Nunca olvidaré la narración de mi amigo. Tampoco las palabras del Cardenal. Pero hoy, al mes de la tragedia, cuando este cronista estaba leyendo la prensa del domingo, esos dos testimonios me han parecido todavía más auténticos que el día que los oí por vez primera. ¡Cuánta faramalla se ha publicado a costa de las víctimas! ¡Cuántas mentiras han soltado los mil resentidos que pueblan la “culturita” de cartón piedra del “progresismo” oficialista! Siento tristeza y pesar al leer algunas declaraciones, pero es necesario ir a ellas. Porque, como dijo el clásico español, la libertad no es otra cosa que la esperanza rescatada de la fatalidad.
 
Leo, pues, El País Semanal y me detengo en las “explicaciones” que dan algunos personajes de “cómo vivieron la tragedia del 11 M”. Sus opiniones, lejos de la villanía y estulticia que les son propias, rozan la inhumanidad de comerciar con las víctimas. No hablan de los muertos. No les importa para nada la memoria de los caídos. Menos sus nombres y sus biografías. Las vidas de las víctimas sólo valen para comerciar sus caducos productos. Estos resentidos sólo hablan de ellos mismos. Son de una egolatría impresentable y obscena. Sólo les importa sus rastreras existencias. Una actriz tan torpe como dogmática escupe lo siguiente: “Nos han mentido por la fuerza en una guerra injusta, y ahora sentimos la barbarie de las bombas como pudieron sentirlas los ciudadanos de Bagdad”. Un director de cine nacionalista y cobarde sólo “pensó seriamente en largarse fuera de España una temporada”. Un buen escritor, pero horrible ciudadano, sólo se le ocurre culpabilizar de lo sucedido a “la bajeza moral de Aznar” y, de paso, rebuzna contra la “derecha recalcitrante y la Conferencia Episcopal”. Un escritor menor y acomplejado por escribir en vasco se asustó, porque alguien pudiera injuriarlo sólo por ser vasco: “Hablamos del futuro que nos esperaba a los vascos: más calumnias, más cerco, más silencio alrededor.

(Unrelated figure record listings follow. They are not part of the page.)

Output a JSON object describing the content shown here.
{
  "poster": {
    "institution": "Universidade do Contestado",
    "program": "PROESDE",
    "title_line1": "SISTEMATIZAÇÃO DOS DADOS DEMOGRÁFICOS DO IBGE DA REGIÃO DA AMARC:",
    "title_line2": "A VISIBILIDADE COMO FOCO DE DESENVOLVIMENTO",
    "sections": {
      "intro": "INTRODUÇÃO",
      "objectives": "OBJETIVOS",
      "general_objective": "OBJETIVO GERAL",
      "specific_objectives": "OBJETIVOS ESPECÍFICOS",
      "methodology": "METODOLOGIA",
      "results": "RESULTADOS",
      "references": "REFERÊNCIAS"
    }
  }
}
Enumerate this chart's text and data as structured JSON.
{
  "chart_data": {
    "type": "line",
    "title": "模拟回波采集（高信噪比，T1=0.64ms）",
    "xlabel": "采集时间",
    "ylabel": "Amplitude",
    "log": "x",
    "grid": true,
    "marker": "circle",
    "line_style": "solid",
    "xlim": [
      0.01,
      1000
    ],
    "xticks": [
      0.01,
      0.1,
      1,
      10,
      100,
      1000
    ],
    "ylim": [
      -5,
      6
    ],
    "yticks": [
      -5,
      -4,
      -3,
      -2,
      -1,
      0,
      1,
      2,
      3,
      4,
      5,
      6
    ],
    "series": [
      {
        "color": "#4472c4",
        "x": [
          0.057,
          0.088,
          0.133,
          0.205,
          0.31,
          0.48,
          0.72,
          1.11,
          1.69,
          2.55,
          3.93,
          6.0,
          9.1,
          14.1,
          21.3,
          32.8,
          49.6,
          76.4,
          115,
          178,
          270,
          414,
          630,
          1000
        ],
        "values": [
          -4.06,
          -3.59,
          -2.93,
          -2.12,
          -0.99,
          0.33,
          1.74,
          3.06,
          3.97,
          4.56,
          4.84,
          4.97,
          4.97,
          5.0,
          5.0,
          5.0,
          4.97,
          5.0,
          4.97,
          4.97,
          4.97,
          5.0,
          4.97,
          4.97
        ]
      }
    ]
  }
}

Los prolegómenos de un linchamiento. Resultaba difícil no estar abatido.”
 
Tanta miseria moral sólo es soportable al modo nietzscheano, o sea trasladando la omnipresencia de lo divino a la vida, o recordándole al maestro que hoy nos toca seguir hablando de lo que nos salvará, o sea la sangre y la cultura españolas. Quizá Nietzsche, estimado lector, no esté tan reñido con la católica cultura española, como la progresía cree.